Many northern Kentucky residents may still believe that fathers should be responsible for financially supporting the family while the mothers stay home and raise the children. In part due to these traditional views, divorce courts still overwhelmingly award sole or primary physical custody to mothers.
While this can feel like a victory for some mothers, it can make it difficult for them to be able to go back to work, especially if the kids are younger. This potentially keeps them trapped in the role of the homemaker. If they cannot work to support themselves, they could find themselves relying on child support and alimony to pay for the education, medical care and anything else the children may need. However, child support does not last forever and getting back into the workplace after years of staying at home can be difficult for some women.

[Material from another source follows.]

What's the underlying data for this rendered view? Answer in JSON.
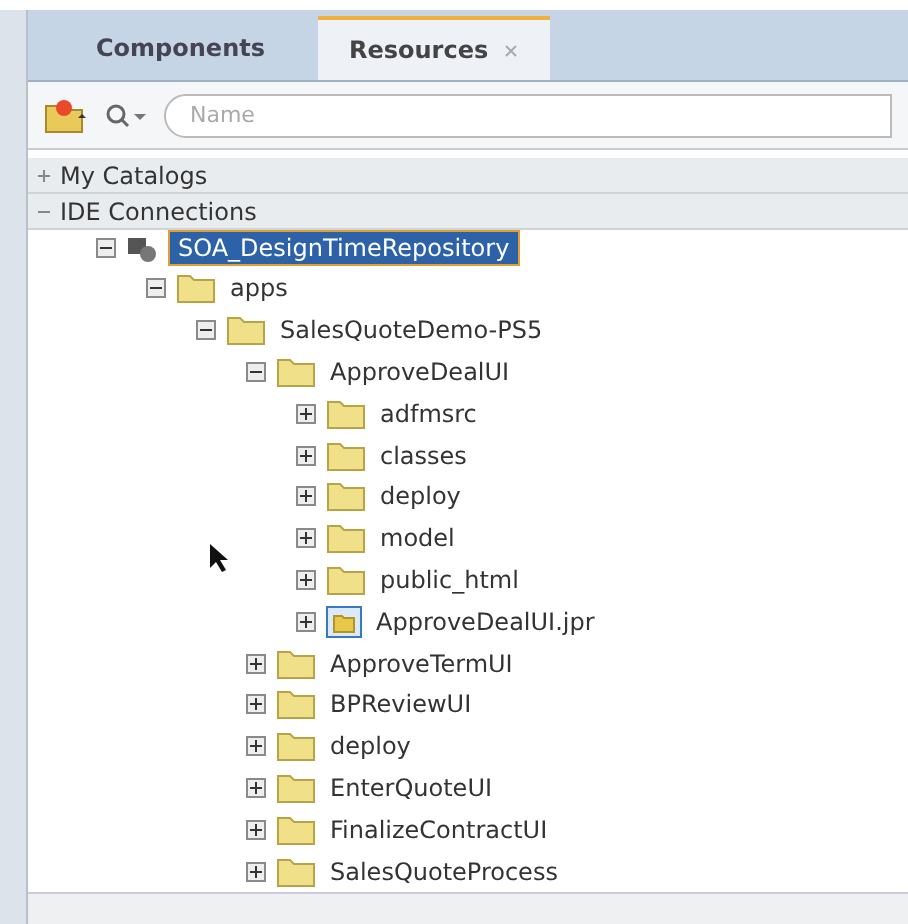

Awarding physical custody to mothers can also negatively affect fathers. By failing to give fathers significant parenting time with their children, they are often relegated to being the "fun" parent the kids only see once every other week. Further, fathers do not get the opportunity to actually parent the children and form a strong relationship with them as they grow.
Parents going through child custody disputes may find it difficult to co-parent effectively, especially if the divorce was not amicable. Unless one of the parents is harmful to the children or is otherwise unable to properly care for the children on his or her own, a family law attorney could assist with negotiating a parenting plan and a visitation schedule that is beneficial for the children. If the parenting plan needs to change in the future due to the children growing up, the attorney could request a modification to the child custody order.